Professor Adam Scaife is the head of seasonal to decadal prediction at the Met Office. Commenting on the update, he said: “Assessing the increase in global temperature in the context of climate change refers to the long-term global average temperature, not to the averages for individual years or months. Nevertheless, a temporary exceedance of the 1.5 degree level may already be seen in the next few years.”

The Paris Agreement seeks to keep global temperature rise this century well below 2.0°C degrees Celsius above pre-industrial levels and to pursue efforts to limit the temperature increase even further to 1.5°C. The update also identifies the 90% likelihood of at least one year in the five-year period becoming the warmest on record, dislodging 2016 from the top ranking.

Other highlights from the update include the likelihood of high-latitude regions and the Sahel – the region of Africa immediately south of the Sahara desert - becoming wetter. And there is an increased chance of more tropical cyclones in the Atlantic compared to the recent past (defined as the 1981-2010 average). The Met Office’s Dr Leon Hermanson said: “These predictions provide a basis to alert governments and aid agencies to regional climate risks.” 

The average temperature for the five-year period 2021 to 2025 is likely to be higher than all of the recent five-year periods.

The climate update, which is produced annually, harnesses the expertise of internationally-acclaimed climate scientists and the best prediction systems from leading climate centres around the world to produce actionable information for decision-makers. 

In 2020 – one of the three warmest years on record – the global average temperature was 1.2 °C above the pre-industrial baseline, according to the WMO’s report on the State of the Global Climate 2020, released in April.
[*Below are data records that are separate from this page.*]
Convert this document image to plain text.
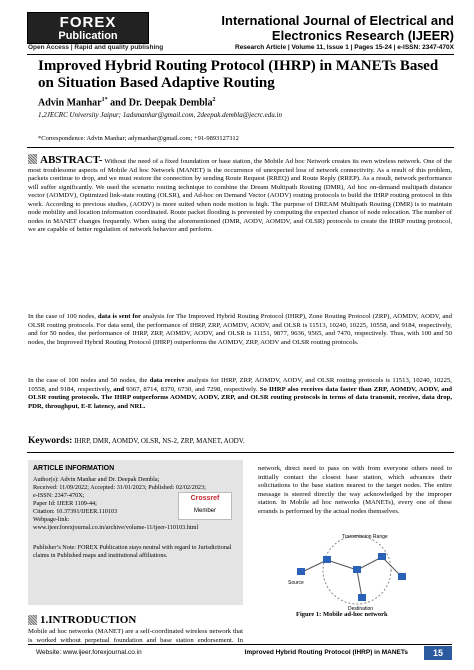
FOREX
Publication
Open Access | Rapid and quality publishing
International Journal of Electrical and Electronics Research (IJEER)
Research Article | Volume 11, Issue 1 | Pages 15-24 | e-ISSN: 2347-470X
Improved Hybrid Routing Protocol (IHRP) in MANETs Based on Situation Based Adaptive Routing
Advin Manhar$^{1*}$ and Dr. Deepak Dembla$^2$
1,2JECRC University Jaipur; 1adsmanhar@gmail.com, 2deepak.dembla@jecrc.edu.in
*Correspondence: Advin Manhar; adymanhar@gmail.com; +91-9893127312
ABSTRACT- Without the need of a fixed foundation or base station, the Mobile Ad hoc Network creates its own wireless network. One of the most troublesome aspects of Mobile Ad hoc Network (MANET) is the occurrence of unexpected loss of network connectivity. As a result of this problem, packets continue to drop, and we must restore the connection by sending Route Request (RREQ) and Route Reply (RREP). As a result, network performance will suffer significantly. We used the scenario routing technique to combine the Dream Multipath Routing (DMR), Ad hoc on-demand multipath distance vector (AOMDV), Optimized link-state routing (OLSR), and Ad-hoc on Demand Vector (AODV) routing protocols to build the IHRP routing protocol in this work. According to previous studies, (AODV) is more suited when node motion is high. The purpose of DREAM Multipath Routing (DMR) is to maintain node mobility and location information coordinated. Route packet flooding is prevented by computing the expected chance of node relocation. The number of nodes in MANET changes frequently. When using the aforementioned (DMR, AODV, AOMDV, and OLSR) protocols to create the IHRP routing protocol, we are capable of better regulation of network behavior and perform.
In the case of 100 nodes, data is sent for analysis for The Improved Hybrid Routing Protocol (IHRP), Zone Routing Protocol (ZRP), AOMDV, AODV, and OLSR routing protocols. For data send, the performance of IHRP, ZRP, AOMDV, AODV, and OLSR is 11513, 10240, 10225, 10558, and 9184, respectively, and for 50 nodes, the performance of IHRP, ZRP, AOMDV, AODV, and OLSR is 11151, 9877, 9636, 9565, and 7470, respectively. Thus, with 100 and 50 nodes, the Improved Hybrid Routing Protocol (IHRP) outperforms the AOMDV, ZRP, AODV and OLSR routing protocols.
In the case of 100 nodes and 50 nodes, the data receive analysis for IHRP, ZRP, AOMDV, AODV, and OLSR routing protocols is 11513, 10240, 10225, 10558, and 9184, respectively, and 9367, 8714, 8370, 6730, and 7298, respectively. So IHRP also receives data faster than ZRP, AOMDV, AODV, and OLSR routing protocols. The IHRP outperforms AOMDV, AODV, ZRP, and OLSR routing protocols in terms of data transmit, receive, data drop, PDR, throughput, E-E latency, and NRL.
Keywords: IHRP, DMR, AOMDV, OLSR, NS-2, ZRP, MANET, AODV.
ARTICLE INFORMATION
Author(s): Advin Manhar and Dr. Deepak Dembla;
Received: 11/09/2022; Accepted: 31/01/2023; Published: 02/02/2023;
e-ISSN: 2347-470X;
Paper Id: IJEER 1109-44;
Citation: 10.37391/IJEER.110103
Webpage-link:
www.ijeer.forexjournal.co.in/archive/volume-11/ijeer-110103.html
Crossref
Member
Publisher’s Note: FOREX Publication stays neutral with regard to Jurisdictional claims in Published maps and institutional affiliations.
1. INTRODUCTION
Mobile ad hoc networks (MANET) are a self-coordinated wireless network that is worked without perpetual foundation and base station endorsement. In
network, direct need to pass on with from everyone others need to initially contact the closest base station, which advances their solicitations to the base station nearest to the target nodes. The entire message is steered directly the way acknowledged by the improper station. In Mobile ad hoc networks (MANETs), every one of these errands is performed by the actual nodes themselves.
Transmission Range
Source
Destination
Figure 1: Mobile ad-hoc network
Website: www.ijeer.forexjournal.co.in	Improved Hybrid Routing Protocol (IHRP) in MANETs	15
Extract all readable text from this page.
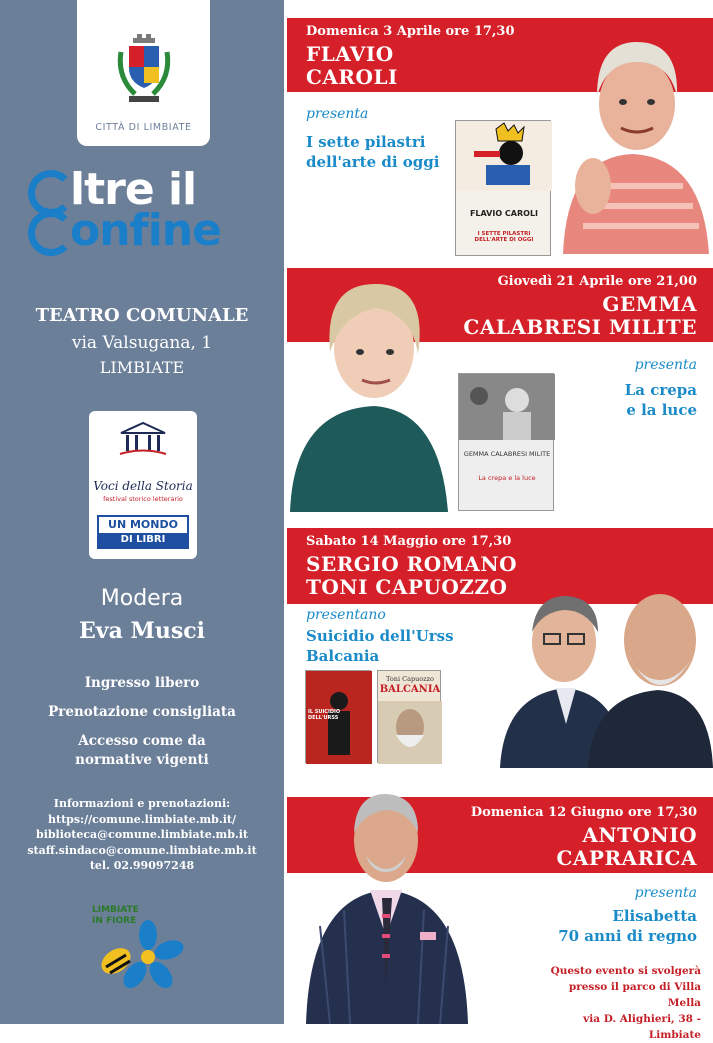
CITTÀ DI LIMBIATE
ltre il
onfine
TEATRO COMUNALE
via Valsugana, 1
LIMBIATE
Voci della Storia
festival storico letterario
UN MONDO
DI LIBRI
Modera
Eva Musci
Ingresso libero
Prenotazione consigliata
Accesso come da
normative vigenti
Informazioni e prenotazioni:
https://comune.limbiate.mb.it/
biblioteca@comune.limbiate.mb.it
staff.sindaco@comune.limbiate.mb.it
tel. 02.99097248
LIMBIATE
IN FIORE
Domenica 3 Aprile ore 17,30
FLAVIO
CAROLI
presenta
I sette pilastri
dell'arte di oggi
FLAVIO CAROLI
I SETTE PILASTRI DELL'ARTE DI OGGI
Giovedì 21 Aprile ore 21,00
GEMMA
CALABRESI MILITE
GEMMA CALABRESI MILITE
La crepa e la luce
presenta
La crepa
e la luce
Sabato 14 Maggio ore 17,30
SERGIO ROMANO
TONI CAPUOZZO
presentano
Suicidio dell'Urss
Balcania
IL SUICIDIO DELL'URSS
Toni Capuozzo
BALCANIA
Domenica 12 Giugno ore 17,30
ANTONIO
CAPRARICA
presenta
Elisabetta
70 anni di regno
Questo evento si svolgerà
presso il parco di Villa Mella
via D. Alighieri, 38 - Limbiate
It highlighted the acceleration in climate change indicators like rising sea levels, melting sea ice, and extreme weather, as well as worsening impacts on socio-economic development.

The Global Annual to Decadal Climate Update confirms that trend. In the coming five years, the annual mean global temperature is likely to be at least 1°C warmer - within the range 0.9°C – 1.8°C - of pre-industrial levels. 

The chance of temporarily reaching 1.5°C has roughly doubled compared to last year’s predictions. This is mainly due to using an improved temperature dataset to estimate the baseline rather than sudden changes in climate indicators. It is very unlikely (10%) that the five-year mean annual global temperature for the entire 2021-2025 period will be 1.5°C warmer than preindustrial levels, according to the climate update.

The Global Annual to Decadal Climate Update takes into account natural variations as well as human influences on climate to provide the best possible forecasts of temperature, rainfall, wind patterns and other variables for the coming five years. 

With the UK’s Met Office acting as lead centre, climate prediction groups from Spain, Germany, Canada, China, USA, Japan, Australia, Sweden, Norway and Denmark contributed new predictions this year. Combining forecasts from climate prediction centres worldwide enables a higher quality product than what can be obtained from any single source. 

The development of near-term prediction capability was driven by the WMO co-sponsored World Climate Research Programme, which declared it as one of its overarching Grand Challenges.